In 1942, Leo Marks left his father’s famous London bookshop and went off to fight the war. He was recognized as a cryptographer of genius, he became head of communications at the Special Operations Executive, where he revolutionized the codemaking techniques of the Allies and trained some of the most famous agents dropped into occupied Europe, including Violet Szabo.

One of the most mesmerizing accounts of the Special Operations Executive and the ingenious codemakers of World War II. Not only is Marks a spellbinding narrator, he translates coding for the layman and has a delightful sense of humour. Not many events that occurred in the war were humourous, and his gift at wry wit in no way diminishes the reality, the tragedies and the blunders. I read this to do research for Time Meddlers Undercover, but I continue to pull out examples of great writing for my students.

The Diary of Anne Frank

In 1942, with Nazis occupying Holland, a thirteen-year-old Jewish girl and her family fled their home in Amsterdam and went into hiding. For the next two years, until their whereabouts were betrayed to the Gestapo, they and another family lived cloistered in the “Secret Annexe” of an old office building.

There will never be a more moving testament to the struggles the Jewish people faced during the Nazi occupation. The passion, the small joys, the constant irritation of living in close quarters and coming of age in a horrific situation, this book explores the reality of war from a persecuted young person’s perspective. It’s my hope that everyone will take the time to read this at some point in their life.

The Great Escape

In 1943, the Germans opened Stalag Luft III, a maximum security prisoner-of-war camp designed to hold even the craftiest escape artists. In doing so, however, the Nazis unwittingly assembled the finest escape team in military history, brilliantly portrayed by Steve McQueen, James Garner, Charles Bronson and James Coburn. They worked on what became the largest prison breakout ever attempted.

This is my all-time favourite. It reveals the determination and ingenuity of the Allied prisoners, but doesn’t shy away from their actual fate—some were recaptured and shot. This is no Hogan’s Heroes, but it’s still light enough not to disturb you for days on end. I think that we, kids and adults alike, should be aware of the reality of war, but still come away with some admiration for the heroism.

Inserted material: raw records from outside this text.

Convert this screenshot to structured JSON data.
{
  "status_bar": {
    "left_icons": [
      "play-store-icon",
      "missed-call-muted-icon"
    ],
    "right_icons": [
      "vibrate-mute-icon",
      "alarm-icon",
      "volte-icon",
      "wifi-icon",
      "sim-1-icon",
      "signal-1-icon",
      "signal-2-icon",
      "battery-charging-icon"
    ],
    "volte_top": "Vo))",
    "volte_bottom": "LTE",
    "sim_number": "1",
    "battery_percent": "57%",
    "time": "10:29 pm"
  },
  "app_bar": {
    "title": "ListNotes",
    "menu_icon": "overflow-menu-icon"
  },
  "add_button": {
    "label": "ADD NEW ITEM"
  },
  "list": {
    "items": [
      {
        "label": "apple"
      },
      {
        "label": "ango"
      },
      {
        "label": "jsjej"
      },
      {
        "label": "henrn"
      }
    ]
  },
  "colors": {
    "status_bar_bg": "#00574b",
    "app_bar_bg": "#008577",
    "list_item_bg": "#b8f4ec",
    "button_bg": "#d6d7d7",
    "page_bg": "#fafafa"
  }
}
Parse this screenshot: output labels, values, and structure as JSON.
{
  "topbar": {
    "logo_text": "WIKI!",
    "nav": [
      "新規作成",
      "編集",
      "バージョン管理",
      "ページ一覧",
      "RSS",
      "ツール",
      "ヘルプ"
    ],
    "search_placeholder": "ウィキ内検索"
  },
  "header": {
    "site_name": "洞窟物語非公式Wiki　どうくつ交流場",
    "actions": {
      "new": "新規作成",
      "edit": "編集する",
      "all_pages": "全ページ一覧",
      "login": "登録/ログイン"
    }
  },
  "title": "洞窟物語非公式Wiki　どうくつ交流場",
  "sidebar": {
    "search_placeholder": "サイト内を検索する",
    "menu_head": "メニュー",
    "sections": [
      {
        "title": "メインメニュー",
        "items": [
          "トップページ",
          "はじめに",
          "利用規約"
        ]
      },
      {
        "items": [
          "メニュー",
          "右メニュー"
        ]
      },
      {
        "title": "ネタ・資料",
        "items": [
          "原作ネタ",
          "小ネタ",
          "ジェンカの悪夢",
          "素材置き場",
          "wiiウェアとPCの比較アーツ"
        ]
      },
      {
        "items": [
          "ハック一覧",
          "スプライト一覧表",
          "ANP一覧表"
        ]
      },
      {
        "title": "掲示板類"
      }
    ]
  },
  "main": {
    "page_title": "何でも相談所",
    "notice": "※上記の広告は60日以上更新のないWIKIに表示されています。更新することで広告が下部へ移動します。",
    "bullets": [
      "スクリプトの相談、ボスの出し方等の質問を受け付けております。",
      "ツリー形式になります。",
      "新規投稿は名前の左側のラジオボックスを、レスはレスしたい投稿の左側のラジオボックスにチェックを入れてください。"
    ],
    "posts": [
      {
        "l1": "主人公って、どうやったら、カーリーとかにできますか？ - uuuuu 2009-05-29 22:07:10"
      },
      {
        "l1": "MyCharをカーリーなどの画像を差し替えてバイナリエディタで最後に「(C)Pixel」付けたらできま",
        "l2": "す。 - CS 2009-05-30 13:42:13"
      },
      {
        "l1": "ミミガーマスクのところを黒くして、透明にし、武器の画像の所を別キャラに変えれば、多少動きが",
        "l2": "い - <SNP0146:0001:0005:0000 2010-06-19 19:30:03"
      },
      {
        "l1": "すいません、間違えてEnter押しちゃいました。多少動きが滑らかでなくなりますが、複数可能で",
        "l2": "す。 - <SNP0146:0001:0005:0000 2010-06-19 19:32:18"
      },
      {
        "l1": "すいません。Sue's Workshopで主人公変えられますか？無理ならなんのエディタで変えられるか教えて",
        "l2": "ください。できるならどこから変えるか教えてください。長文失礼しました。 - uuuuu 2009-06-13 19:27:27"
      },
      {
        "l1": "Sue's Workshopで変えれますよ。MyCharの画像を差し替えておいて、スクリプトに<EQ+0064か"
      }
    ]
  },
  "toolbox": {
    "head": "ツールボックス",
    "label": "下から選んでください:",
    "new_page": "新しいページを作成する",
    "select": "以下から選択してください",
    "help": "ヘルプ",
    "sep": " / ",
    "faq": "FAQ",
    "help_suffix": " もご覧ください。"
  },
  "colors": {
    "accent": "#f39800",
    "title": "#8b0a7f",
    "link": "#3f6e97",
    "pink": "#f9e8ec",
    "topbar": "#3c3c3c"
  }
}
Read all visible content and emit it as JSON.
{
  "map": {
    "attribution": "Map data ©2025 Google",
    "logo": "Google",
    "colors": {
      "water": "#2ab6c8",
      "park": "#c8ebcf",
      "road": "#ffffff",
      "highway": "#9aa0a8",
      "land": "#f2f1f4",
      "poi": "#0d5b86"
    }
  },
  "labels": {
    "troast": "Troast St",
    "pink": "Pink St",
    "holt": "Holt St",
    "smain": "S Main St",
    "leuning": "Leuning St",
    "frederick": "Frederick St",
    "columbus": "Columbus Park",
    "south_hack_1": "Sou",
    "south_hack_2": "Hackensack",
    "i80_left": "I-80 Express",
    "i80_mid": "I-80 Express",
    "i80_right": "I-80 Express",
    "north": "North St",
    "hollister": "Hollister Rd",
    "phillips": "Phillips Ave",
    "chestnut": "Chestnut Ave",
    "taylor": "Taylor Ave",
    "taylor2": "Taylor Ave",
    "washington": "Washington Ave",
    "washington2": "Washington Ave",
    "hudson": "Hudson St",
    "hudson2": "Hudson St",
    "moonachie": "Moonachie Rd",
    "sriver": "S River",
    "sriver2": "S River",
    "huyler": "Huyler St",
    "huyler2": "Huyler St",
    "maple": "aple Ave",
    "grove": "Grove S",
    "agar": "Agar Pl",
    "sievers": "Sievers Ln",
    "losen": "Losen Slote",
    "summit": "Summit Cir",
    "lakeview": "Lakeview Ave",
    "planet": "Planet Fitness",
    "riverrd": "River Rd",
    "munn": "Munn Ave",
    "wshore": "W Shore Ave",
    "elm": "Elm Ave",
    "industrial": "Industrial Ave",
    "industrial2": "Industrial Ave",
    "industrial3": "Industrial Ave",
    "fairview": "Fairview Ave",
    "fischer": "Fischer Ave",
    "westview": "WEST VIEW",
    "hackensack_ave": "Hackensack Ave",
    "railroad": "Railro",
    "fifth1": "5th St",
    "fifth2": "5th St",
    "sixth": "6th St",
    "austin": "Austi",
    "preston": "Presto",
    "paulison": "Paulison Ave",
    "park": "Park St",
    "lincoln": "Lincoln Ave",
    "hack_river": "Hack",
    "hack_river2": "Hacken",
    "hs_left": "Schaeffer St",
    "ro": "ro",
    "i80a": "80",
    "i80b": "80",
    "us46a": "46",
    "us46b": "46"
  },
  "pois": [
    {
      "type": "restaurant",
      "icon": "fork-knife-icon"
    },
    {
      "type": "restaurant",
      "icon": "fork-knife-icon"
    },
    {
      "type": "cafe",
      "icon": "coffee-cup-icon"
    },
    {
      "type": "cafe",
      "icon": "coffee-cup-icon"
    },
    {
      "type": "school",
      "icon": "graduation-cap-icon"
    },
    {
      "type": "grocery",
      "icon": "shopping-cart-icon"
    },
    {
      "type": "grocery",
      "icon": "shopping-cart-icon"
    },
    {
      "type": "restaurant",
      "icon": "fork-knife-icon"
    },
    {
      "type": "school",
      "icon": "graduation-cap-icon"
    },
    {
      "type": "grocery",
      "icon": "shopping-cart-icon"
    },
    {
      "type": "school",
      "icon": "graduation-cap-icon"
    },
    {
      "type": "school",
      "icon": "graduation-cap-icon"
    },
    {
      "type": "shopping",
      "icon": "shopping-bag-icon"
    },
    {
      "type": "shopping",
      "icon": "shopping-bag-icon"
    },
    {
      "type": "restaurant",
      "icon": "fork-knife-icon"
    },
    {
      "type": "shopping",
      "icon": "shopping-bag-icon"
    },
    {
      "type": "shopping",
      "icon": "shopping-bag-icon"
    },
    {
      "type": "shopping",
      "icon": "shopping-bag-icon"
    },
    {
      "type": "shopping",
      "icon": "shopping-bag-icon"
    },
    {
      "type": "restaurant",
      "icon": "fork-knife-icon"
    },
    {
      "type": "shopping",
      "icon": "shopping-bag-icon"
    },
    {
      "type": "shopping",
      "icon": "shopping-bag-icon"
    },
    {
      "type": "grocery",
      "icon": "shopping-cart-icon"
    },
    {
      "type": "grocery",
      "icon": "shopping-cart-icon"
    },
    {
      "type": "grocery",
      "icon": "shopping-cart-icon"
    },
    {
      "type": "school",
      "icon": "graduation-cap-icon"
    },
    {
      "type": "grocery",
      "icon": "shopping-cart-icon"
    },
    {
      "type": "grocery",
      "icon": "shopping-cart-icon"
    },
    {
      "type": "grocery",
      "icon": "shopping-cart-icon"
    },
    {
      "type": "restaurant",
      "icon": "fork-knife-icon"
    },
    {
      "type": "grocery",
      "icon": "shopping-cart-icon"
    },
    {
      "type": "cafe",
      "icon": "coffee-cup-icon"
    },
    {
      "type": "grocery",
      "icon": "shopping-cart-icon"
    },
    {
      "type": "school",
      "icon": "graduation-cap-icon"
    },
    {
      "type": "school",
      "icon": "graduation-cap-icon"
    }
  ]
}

This a short list, but I think a comprehensive one for a week of remembrance. We have the soldiers, the spies and codemakers, the persecuted and occupied, and the captured. I could list several others, but I selected these because they aren’t designed to make you relive the horrors, only realize them. And I think that’s all we should do in this day and age. To relive is to become traumatized all over again, and I worry that our own traumas are just over the horizon.